- Education: Kenyatta University
- Occupation: politician
- Known for: twice elected to the National Assembly
- Political party: United Democratic Alliance

= Mary Emaase =

Kenyan accountant and politician

Mary Emaase Otucho is a Kenyan accountant and politician. She was elected to the National Assembly in 2013 she was not re-elected in 2017. She was elected again to represent the Teso South constituency in Busia County in 2022.

==Life==
Emasse attended St. Monica Chakol Girls Secondary School from 1983 to 1988 before going to Kenyatta University in 1989. She graduated in 1992.

She worked as an accountant. She was first elected to the National Assembly as the Woman Representative for Busia in 2013 and she served until 2017. She was on the Finance committee and she was the vice chair of the Budget and Appropriations Committee.

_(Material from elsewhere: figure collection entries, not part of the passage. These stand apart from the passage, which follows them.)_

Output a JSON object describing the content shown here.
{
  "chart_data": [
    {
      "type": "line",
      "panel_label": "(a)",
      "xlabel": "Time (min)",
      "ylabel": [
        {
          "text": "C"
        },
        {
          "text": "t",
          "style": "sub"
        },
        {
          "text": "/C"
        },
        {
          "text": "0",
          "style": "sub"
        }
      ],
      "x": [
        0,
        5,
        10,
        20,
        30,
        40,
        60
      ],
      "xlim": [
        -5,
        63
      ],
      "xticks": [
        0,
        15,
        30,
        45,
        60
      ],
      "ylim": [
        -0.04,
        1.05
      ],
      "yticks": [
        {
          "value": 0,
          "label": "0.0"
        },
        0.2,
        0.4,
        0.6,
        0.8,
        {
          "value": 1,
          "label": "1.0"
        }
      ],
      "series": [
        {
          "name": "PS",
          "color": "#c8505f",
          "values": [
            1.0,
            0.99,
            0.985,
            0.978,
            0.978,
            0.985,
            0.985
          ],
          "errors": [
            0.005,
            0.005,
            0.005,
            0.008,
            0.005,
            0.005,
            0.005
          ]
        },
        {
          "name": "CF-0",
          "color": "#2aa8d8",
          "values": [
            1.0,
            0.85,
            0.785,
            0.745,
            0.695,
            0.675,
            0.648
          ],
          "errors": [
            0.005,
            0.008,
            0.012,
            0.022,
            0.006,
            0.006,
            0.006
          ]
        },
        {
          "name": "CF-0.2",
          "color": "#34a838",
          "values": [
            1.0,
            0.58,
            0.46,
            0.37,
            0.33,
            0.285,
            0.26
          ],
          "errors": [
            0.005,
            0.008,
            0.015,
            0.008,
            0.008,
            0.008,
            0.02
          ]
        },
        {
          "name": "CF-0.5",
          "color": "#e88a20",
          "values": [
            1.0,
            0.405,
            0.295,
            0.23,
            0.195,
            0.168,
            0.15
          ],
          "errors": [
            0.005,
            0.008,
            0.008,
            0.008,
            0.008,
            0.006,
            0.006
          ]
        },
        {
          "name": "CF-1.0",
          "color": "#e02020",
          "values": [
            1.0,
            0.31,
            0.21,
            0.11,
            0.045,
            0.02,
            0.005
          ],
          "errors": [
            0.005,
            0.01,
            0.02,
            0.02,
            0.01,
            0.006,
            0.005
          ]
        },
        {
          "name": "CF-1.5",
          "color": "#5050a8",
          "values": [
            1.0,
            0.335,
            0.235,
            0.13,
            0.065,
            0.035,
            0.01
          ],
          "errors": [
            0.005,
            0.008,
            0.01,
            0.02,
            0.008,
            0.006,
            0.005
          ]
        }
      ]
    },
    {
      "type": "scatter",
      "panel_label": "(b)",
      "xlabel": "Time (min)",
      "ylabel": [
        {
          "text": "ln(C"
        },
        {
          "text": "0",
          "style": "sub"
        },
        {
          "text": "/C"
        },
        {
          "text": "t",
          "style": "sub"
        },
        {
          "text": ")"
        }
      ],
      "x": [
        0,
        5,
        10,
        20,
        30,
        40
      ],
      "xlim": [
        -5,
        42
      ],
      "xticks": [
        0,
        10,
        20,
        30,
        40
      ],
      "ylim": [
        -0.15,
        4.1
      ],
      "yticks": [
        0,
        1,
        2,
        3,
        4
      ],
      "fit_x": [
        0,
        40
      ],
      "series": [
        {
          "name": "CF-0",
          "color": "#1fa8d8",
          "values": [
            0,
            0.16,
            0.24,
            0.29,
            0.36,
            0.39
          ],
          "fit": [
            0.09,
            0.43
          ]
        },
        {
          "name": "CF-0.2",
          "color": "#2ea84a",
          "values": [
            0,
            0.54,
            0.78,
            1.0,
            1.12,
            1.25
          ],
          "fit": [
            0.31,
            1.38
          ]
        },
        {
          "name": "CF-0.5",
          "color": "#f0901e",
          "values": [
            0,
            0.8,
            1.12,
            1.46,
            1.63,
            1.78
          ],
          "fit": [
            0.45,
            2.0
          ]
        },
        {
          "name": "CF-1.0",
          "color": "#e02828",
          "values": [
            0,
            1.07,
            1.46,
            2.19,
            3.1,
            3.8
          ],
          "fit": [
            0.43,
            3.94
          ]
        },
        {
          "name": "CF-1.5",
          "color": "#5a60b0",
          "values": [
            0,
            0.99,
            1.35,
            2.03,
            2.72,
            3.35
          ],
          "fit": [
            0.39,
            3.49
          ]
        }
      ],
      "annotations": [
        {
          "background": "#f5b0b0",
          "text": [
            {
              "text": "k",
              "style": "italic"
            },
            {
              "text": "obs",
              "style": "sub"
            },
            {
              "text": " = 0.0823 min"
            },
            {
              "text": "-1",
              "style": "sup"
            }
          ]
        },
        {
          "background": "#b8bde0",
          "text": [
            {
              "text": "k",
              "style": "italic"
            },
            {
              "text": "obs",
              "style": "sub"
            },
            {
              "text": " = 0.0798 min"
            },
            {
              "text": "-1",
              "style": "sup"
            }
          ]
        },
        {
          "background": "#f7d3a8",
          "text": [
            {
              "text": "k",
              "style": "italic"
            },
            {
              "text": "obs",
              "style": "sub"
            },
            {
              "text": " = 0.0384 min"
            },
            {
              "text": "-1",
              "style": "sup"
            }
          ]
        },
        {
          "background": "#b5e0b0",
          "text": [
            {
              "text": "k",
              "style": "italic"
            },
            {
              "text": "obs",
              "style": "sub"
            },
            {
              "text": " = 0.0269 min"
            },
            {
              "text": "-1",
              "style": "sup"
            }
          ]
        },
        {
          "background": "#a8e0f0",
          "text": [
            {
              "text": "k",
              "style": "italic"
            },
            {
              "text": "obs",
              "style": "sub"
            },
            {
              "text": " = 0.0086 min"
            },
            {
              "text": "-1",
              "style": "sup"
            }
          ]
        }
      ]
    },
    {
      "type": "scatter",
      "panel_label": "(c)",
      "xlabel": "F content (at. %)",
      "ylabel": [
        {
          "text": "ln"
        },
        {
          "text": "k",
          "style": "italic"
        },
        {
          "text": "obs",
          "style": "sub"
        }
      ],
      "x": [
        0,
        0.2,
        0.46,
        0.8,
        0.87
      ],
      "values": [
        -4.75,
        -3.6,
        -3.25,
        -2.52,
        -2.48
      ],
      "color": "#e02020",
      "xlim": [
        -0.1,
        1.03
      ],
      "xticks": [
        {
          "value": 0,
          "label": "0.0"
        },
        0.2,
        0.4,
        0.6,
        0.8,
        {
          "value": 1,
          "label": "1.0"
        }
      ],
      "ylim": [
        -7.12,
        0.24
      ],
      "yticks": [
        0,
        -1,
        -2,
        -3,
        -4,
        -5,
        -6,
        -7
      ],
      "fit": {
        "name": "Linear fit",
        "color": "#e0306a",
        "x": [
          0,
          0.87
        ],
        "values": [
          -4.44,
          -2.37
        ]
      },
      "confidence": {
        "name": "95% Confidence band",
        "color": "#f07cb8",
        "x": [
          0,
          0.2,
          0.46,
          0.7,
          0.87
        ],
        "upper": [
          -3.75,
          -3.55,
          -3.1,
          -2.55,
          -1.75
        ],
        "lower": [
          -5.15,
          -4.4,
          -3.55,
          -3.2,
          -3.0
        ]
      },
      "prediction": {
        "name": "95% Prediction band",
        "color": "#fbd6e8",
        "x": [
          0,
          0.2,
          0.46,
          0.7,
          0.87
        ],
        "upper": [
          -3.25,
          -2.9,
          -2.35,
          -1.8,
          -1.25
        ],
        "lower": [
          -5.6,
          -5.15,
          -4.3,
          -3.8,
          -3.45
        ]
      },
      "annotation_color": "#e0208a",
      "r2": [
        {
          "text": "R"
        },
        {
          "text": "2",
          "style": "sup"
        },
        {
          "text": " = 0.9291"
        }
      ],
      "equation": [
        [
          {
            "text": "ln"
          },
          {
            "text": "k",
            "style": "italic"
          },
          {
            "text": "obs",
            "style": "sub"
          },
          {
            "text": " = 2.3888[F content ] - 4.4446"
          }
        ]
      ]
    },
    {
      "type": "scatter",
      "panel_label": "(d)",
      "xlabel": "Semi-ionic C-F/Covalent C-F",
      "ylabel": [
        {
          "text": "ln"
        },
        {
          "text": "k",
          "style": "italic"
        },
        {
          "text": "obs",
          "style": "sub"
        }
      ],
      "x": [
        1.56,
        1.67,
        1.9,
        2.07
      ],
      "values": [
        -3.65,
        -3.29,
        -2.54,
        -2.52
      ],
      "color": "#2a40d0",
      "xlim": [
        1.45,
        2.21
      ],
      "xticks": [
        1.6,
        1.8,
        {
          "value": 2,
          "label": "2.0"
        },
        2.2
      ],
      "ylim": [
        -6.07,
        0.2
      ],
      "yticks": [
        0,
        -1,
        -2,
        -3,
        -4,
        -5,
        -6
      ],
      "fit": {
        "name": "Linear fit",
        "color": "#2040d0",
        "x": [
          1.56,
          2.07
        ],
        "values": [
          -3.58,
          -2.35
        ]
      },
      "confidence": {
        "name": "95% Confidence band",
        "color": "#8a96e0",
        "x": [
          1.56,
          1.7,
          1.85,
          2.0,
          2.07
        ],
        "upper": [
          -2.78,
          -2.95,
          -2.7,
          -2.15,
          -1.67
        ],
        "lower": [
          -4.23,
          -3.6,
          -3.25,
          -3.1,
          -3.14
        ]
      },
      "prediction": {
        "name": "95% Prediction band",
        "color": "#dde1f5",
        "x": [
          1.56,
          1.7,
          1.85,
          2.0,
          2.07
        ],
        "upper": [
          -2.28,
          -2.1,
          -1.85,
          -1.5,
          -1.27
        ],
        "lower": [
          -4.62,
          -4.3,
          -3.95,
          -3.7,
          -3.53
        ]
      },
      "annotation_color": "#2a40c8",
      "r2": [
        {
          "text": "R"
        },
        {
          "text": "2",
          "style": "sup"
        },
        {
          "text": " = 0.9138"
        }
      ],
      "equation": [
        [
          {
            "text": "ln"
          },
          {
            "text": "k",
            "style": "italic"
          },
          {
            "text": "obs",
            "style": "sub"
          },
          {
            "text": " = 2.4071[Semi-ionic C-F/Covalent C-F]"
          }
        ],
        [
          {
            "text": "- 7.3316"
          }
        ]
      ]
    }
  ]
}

In 2017 she was a candidate for the Teso South constituency in Busia County but she was beaten by Geoffrey Omuse. She spent her time until the next election working but also campaigning for the United Democratic Alliance. She stood again in 2022 against five other candidates including the former governor Sospeter Ojaamong and the incumbent MP Geoffrey Omuse and she won. She was one of several women MPs who were the only woman elected in their county. The others included Mary Maingi in Kirinyaga County, Naisula Lesuuda in Samburu County and Mishi Mboko in Mombasa.